The Volvo Ocean Race

The Volvo Ocean Race is not only the toughest ocean race on the planet  it’s also an excellent B2E platform, and a metaphor for modern business in today’s VUCA world (Volatile, Uncertain, Complex and Ambiguous). Here’s why.

As a sponsor of Volvo Ocean Race, you’re able to connect your core business to the essence of the race. It’s all about the search for competitive advantage. In business, leaders have to be able to anticipate ever-changing environmental conditions that they’re not able to predict. That’s really challenging. To sail a Volvo Ocean 65, identical to that of your competition, is today’s business reality. Just as the race is One Design, most modern businesses have
to work with exactly the same hardware as their competitors. The only competitive advantage is in the human factor. The rivalries and competition is fierce, and when you’re racing against world-class athletes, you really need your team mates if you’re going to win. Research tells us that, in this VUCA world, business leaders need all of the information, data and perspectives they can gather in order to make the right calls. To run your business slightly smarter than your competitors, you need a strong, diverse team. Forget about gender, it was already hugely diverse The Volvo Ocean Race has hit the headlines recently with a pioneering rule change to encourage more teams to take female sailors onboard. With immense curiosity I look at this change; in any case it will lead to more perspectives and therefore more possibility for change. But the Race was already incredibly diverse.

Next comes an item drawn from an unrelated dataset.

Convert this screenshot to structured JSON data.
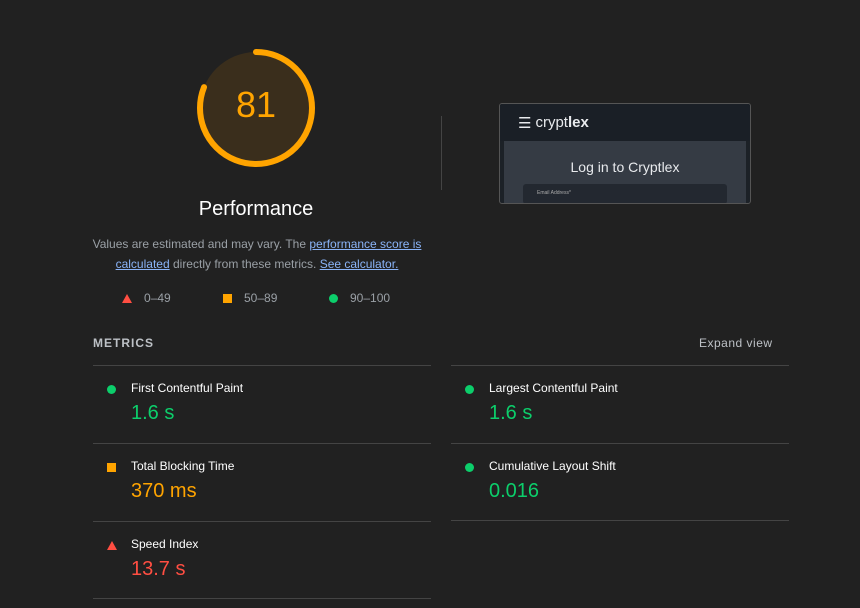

Take Team Brunel for example: the age ranged from 23 to 53 years old. There was a huge gulf in experience onboard, with some sailors who have sailed the Race six times, and others who had never done it. At one point, the crew of eight contained seven nationalities. And the crew covered a wide range of expertises. You see that kind of diversity in business too. And when you need your team to constantly grow and innovate, as a leader you’re simply not ‘enough’ anymore to gather all information, interpret the data and make the right calls. You do need more perspectives than just yours. It requires CEO’s to make as huge transformations in their leadership styles as Bouwe Bekking had to in the last race. Bouwe devoted a lot of time and energy to making changes to his leadership style. He even hired himself and his team a mental coach to create new perspectives. I know he will keep stepping up and will be able to lead women in exactly the same way as he learned to lead such a diverse team last edition.

The Volvo Ocean Race is all about honouring differences in order to produce innovation and creativity. There is no difference between decisions made at the top level of global business, and those made by a skipper on a Volvo Ocean Race boat. In fact, business could learn a lot from the dynamic on board. There is almost never a boardroom where every single board member is truly intrinsic aligned to a collective goal. Everyone has his or her own responsibility, and with that comes budgets and pressures. On Team Brunel, all of the crew genuinely shared in a collective dream to win the Volvo Ocean Race. This mindset triggers talent, motivation and team work. You need each other to reach the goal. Research and business psychology suggests that a collective intrinsically valued ambition allows people to grow steep learning curves and realise their potential. I knew when I started working with Team Brunel that this was important in order to become a high performance team or organisation, but now I’ve seen the proof first hand. Because the team aligned their individual values to this unique team identity, they were resilient enough to pull themselves together when they disappointingly finished fifth twice, and they came back to grab second place on the final leg into Gothenburg. There will be disappointments, it will get tough. Almost daily in organisations, this happens in some form. It’s at those times that you require your collective identity and shared ambitions.